My folder that I carry in my truck for the field is about a 1" thick to cover myself from BLM/FS idjets...........John

LOL ONLY 1" John? You travel light! I had to go to one of those plastic portable file boxes that holds the folders so I could keep things in some kind of order for easy access. I figure if it comes time to have to CYA it's better have it and not need it than to need it and not have it!
 

No the miner is not subject to 36 CFR which guides the USFS. Again addressing a Special use permit? Going back to CFR Title 36. We don't need no stinkin' special use permit!

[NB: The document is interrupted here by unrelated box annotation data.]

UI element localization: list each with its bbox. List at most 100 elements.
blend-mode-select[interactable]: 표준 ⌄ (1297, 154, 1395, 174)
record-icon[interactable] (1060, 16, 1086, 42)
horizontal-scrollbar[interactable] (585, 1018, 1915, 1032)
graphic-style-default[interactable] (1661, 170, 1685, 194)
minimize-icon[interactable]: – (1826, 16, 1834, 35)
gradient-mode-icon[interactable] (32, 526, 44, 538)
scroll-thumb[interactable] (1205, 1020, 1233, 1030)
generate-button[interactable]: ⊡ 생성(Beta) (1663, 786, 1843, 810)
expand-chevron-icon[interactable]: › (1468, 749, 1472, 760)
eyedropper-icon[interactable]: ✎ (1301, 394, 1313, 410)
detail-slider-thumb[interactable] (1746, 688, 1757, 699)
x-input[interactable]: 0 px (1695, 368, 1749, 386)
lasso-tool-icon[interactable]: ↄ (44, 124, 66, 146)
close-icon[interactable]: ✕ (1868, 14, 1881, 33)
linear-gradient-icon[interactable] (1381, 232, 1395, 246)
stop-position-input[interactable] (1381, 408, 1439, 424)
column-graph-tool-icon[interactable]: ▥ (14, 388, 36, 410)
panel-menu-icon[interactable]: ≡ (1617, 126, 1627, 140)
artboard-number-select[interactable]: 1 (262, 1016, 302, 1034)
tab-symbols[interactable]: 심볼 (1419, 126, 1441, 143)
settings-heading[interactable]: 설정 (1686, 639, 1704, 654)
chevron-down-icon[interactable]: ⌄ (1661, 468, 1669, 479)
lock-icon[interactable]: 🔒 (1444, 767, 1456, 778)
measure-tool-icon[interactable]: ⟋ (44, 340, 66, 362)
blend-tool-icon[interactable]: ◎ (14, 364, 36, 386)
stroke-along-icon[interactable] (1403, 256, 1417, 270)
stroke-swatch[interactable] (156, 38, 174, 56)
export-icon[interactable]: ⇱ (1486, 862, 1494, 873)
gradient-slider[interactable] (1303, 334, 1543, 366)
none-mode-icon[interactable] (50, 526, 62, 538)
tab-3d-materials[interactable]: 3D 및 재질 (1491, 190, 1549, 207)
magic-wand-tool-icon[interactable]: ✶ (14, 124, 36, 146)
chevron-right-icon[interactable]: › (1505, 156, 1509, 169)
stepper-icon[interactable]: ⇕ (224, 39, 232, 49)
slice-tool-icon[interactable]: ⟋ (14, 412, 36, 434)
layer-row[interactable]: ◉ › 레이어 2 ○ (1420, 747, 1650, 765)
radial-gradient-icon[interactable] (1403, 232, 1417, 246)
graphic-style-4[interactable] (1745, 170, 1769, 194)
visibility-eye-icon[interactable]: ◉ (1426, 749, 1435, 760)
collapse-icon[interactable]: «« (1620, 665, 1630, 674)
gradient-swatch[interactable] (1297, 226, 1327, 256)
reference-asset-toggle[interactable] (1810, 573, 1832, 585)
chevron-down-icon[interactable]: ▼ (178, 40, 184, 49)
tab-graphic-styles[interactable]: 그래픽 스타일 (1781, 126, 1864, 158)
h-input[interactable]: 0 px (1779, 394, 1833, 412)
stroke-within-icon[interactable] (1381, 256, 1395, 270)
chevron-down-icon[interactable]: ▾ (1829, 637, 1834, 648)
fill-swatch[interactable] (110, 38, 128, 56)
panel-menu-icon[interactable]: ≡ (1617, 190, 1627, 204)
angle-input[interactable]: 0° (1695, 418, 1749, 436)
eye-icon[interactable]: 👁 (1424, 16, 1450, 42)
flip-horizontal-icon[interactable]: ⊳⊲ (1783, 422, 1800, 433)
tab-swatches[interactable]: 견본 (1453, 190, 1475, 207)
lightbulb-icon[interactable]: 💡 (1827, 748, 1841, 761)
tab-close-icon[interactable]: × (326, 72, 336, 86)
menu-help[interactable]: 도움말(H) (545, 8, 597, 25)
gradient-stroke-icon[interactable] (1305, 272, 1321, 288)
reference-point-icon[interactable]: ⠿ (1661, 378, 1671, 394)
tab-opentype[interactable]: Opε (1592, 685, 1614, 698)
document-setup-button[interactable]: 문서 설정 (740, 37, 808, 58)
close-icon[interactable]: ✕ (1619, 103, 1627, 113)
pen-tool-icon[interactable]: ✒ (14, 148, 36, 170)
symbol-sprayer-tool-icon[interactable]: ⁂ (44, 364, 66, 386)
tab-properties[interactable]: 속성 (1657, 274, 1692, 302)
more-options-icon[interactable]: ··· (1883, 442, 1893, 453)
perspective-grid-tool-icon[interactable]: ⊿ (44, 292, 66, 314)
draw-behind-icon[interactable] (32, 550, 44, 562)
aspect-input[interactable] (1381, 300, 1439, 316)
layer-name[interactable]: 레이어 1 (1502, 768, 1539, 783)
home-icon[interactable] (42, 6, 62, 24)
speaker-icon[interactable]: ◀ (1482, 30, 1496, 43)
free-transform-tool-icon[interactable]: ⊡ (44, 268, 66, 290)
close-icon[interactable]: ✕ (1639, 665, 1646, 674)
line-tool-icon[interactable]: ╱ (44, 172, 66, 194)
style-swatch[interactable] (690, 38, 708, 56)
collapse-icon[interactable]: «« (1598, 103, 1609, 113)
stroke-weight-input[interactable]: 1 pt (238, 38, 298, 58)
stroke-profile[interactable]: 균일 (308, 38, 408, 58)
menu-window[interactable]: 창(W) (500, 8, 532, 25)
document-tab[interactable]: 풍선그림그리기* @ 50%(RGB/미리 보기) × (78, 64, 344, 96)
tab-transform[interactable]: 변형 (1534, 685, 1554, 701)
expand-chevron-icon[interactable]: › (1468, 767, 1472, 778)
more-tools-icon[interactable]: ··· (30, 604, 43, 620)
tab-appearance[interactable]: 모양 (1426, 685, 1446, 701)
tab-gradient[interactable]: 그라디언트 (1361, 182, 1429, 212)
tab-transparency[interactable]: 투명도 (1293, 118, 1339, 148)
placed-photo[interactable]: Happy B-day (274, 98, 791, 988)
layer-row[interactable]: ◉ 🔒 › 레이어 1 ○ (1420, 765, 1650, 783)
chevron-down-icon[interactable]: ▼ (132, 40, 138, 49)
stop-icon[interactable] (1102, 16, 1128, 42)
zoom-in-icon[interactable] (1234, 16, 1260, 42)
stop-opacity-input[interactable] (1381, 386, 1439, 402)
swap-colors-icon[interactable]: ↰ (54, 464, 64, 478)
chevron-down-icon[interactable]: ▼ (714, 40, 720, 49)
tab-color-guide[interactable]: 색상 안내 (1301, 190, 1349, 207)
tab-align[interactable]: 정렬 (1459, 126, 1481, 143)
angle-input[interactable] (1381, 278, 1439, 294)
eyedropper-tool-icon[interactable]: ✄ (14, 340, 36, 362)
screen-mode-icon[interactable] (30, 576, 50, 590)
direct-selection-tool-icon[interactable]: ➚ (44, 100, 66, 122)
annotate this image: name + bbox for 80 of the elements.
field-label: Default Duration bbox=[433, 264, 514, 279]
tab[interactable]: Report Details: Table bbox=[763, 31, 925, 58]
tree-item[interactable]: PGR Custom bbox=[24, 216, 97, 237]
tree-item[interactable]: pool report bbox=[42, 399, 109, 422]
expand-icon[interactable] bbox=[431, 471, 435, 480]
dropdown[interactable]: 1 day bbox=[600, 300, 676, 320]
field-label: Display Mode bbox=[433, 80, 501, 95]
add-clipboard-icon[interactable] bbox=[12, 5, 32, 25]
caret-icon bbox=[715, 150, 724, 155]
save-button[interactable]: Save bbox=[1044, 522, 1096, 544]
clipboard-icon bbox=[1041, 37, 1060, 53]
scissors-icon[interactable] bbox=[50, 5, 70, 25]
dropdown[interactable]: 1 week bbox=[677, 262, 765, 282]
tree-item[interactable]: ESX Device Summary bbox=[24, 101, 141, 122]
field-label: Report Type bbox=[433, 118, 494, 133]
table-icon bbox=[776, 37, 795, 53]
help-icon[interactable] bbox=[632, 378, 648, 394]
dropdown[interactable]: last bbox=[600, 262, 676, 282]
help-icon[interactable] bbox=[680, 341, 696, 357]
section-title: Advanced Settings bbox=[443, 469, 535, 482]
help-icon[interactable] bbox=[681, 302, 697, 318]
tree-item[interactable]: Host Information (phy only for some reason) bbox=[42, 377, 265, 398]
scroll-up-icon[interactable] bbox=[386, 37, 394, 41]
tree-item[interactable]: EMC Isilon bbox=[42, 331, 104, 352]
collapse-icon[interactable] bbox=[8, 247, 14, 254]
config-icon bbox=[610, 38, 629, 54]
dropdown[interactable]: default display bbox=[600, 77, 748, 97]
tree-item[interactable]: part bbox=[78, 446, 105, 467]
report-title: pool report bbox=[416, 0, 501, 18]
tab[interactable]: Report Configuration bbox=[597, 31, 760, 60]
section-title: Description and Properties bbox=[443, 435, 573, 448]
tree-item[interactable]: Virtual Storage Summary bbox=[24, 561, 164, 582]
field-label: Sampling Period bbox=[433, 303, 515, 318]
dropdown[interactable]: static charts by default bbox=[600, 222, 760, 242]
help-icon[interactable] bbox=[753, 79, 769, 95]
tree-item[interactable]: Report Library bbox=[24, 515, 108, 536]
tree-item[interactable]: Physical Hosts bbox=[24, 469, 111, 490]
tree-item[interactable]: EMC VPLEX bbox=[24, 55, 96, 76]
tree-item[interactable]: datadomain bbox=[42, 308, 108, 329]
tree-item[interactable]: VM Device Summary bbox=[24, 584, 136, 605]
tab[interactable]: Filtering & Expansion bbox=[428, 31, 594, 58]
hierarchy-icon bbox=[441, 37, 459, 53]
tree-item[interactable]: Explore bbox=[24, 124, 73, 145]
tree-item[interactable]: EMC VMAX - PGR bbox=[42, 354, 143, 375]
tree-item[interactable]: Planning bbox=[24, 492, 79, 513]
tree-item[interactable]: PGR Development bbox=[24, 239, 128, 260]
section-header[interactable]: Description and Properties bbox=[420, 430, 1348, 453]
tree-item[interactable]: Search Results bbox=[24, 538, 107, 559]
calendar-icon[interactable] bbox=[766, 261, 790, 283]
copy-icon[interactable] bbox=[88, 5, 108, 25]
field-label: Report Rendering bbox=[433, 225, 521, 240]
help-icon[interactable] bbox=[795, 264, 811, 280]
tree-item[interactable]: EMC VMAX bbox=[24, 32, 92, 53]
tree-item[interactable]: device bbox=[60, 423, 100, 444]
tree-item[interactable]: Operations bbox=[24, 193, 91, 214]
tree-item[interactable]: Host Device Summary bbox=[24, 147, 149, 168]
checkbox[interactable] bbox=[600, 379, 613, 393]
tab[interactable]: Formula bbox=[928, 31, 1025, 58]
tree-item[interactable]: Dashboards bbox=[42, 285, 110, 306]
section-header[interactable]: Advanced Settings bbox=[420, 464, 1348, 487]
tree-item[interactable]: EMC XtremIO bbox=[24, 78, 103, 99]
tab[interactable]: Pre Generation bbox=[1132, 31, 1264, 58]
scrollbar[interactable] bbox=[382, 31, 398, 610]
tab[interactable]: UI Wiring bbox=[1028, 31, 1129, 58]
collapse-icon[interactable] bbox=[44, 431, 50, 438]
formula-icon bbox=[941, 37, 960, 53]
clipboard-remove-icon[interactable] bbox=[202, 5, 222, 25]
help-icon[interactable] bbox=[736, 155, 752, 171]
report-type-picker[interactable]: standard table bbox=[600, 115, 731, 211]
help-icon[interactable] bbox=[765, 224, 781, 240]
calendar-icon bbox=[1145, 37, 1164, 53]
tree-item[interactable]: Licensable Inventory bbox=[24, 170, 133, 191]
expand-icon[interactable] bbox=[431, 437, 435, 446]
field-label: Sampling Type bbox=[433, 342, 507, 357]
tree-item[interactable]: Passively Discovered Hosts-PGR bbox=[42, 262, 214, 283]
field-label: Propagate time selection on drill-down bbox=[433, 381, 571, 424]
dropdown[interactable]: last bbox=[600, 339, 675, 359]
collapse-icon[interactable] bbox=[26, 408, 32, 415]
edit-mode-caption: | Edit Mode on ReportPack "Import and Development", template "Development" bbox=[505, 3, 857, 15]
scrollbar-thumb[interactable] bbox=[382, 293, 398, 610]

CFR Title 36: Parks, Forests, and Public Property

CHAPTER II: FOREST SERVICE, DEPARTMENT OF AGRICULTURE

PART 251: LAND USES

Subpart B: Special Uses

251.50 - Scope.

(a) All uses of National Forest System lands, improvements, and resources, except those authorized by the regulations governing sharing use of roads; grazing and livestock use; the sale and disposal of timber and special forest products, such as greens, mushrooms, and medicinal plants); and minerals are designated "special uses".

===============================================================================================

So I'll shorten it for a clearer reading/understanding/a) All uses of National Forest System lands, improvements, and resources, except those authorized by the regulations governing minerals are designated "special uses.